Asset planning in the digital age – inheritance and divorce considerations for HNWIs

Decisions about succession planning are often undertaken later in life.

However, thinking about these issues earlier has benefits, particularly considering cryptocurrencies and non-fungible tokens (NFTs) which present specific challenges as popularity grows but regulation struggles to keep pace.

Factoring in volatility

Whilst their “outsider” status is seen by devotees as an inherent strength, these assets are undeniably volatile and this doesn’t always mesh with long-term investment strategies. For example, Bitcoin has witnessed over eight 50% corrections in its 15-year existence. Yet, Bitcoin has recovered from each correction to new all-time highs, including most recently, US$73,000 in March 2024.

This volatility means that the price at the time of an owner’s death might be significantly higher than the price which is realised when sold. In that case the amount of inheritance tax will not change, and the executors will need to find a way to sell the remaining crypto (and other assets) to pay the inheritance tax.

A question of ownership

Another risk is more practical. There is no centrally controlled registry recording ownership of the asset. Unlike a share register, crypto assets and NFTs are owned by whoever has the private key to unlock the digital wallet containing the assets – whoever holds the key to the wallet controls the asset.

This decentralisation creates problems for executors of Wills, given their legal duty to manage the deceased’s assets. The executors may not be aware of the assets or, if they are, they may not be able to access them as they don’t have the key. This could result in beneficiaries being short-changed.

Therefore, an important step is ensuring one’s personal representatives know about the assets. Preparing an inventory with access instructions will be invaluable for one’s executors., and including guidance with a lasting power of attorney should be considered too.

A Will becomes publicly available following the grant of probate, and so it is important that any sensitive information (e.g. how to access virtual assets) is kept in a separate document.

While cryptocurrencies are the most discussed digital assets, it is important to recognise that “digital assets” encompasses a vast array of items. There are over six billion smart phone users across the globe, and photos and data held on these devices or on ‘the cloud’ should not be forgotten.

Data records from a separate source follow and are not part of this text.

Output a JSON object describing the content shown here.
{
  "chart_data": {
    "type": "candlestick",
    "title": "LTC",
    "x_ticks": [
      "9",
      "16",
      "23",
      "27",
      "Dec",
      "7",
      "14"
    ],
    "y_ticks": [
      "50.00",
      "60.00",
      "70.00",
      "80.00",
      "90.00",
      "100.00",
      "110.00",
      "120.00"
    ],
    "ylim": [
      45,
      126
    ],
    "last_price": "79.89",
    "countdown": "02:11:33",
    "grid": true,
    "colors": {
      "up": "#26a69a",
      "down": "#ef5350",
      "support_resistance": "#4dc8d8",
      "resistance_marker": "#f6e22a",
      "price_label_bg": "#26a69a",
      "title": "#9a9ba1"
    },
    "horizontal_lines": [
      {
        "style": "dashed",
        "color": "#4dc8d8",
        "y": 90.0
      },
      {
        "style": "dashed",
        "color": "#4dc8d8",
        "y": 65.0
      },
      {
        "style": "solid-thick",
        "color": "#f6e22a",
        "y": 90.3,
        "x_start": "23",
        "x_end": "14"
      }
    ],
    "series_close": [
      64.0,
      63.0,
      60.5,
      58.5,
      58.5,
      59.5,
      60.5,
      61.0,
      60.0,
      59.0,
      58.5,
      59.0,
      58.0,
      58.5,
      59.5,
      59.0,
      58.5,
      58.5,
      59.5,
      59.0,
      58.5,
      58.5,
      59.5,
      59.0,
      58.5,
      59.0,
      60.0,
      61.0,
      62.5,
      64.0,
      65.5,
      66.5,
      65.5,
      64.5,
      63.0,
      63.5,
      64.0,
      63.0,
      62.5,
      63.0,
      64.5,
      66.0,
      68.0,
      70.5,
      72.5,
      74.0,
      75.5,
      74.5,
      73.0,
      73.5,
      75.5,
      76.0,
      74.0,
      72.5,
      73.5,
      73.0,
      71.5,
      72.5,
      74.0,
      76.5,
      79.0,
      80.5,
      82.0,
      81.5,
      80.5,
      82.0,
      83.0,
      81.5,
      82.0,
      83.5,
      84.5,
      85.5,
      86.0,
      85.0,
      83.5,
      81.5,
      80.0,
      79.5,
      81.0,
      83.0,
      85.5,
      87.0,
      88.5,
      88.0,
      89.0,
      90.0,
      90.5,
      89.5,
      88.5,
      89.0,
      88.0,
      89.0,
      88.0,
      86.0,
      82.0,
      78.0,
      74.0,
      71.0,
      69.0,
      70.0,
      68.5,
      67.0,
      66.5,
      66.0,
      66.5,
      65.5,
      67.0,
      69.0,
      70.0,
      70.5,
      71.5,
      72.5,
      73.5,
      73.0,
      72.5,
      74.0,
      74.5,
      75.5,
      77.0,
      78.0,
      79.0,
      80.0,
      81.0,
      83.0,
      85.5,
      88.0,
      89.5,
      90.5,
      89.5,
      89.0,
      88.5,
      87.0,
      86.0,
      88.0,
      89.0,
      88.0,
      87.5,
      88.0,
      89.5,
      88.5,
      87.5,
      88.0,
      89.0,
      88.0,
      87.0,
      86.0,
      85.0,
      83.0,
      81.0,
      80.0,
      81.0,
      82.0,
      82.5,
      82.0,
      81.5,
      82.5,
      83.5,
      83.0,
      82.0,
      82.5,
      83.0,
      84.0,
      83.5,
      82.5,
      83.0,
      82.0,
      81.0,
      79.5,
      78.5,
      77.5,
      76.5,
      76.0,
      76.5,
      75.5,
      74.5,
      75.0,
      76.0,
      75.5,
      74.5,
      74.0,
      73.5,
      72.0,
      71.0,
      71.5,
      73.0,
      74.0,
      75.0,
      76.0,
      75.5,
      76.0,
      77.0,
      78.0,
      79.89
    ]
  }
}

Investigating crypto in divorce

Given the intractability of crypto assets, they can present significant complications on a divorce.

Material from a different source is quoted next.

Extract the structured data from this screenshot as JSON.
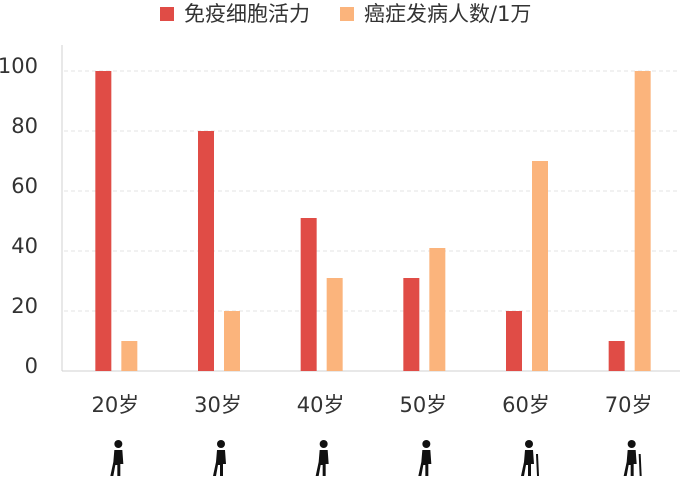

The family court will take account of all the parties’ assets in whatever form. Crypto assets are treated like cash and the court may make orders for crypto assets to be transferred or sold with the proceeds divided between the parties accordingly.

The only way in which cryptocurrency can be protected in the event of a divorce is via a prenuptial agreement, but even these are not immune to the wide-ranging powers of the family courts in England and Wales and the overarching rule that financial awards be “fair”.

Parties are obliged to make a full and frank disclosure of their assets when making a prenuptial agreement but, for those suspecting a nefarious spouse of concealing crypto assets, it can be difficult to get to the bottom of whether any such assets exist and how much is held at any time.

There are forensic accountants who can help to trace entries into and exits from cryptocurrencies from or into fiat currency, but this is not a straightforward exercise.

Non-disclosure is punished severely by the family court, including (in rare cases) imprisonment. The court also has the power to reopen divorce settlements if it can be proven that either party failed to disclose his or her assets so those concealing cryptocurrencies may come a cropper.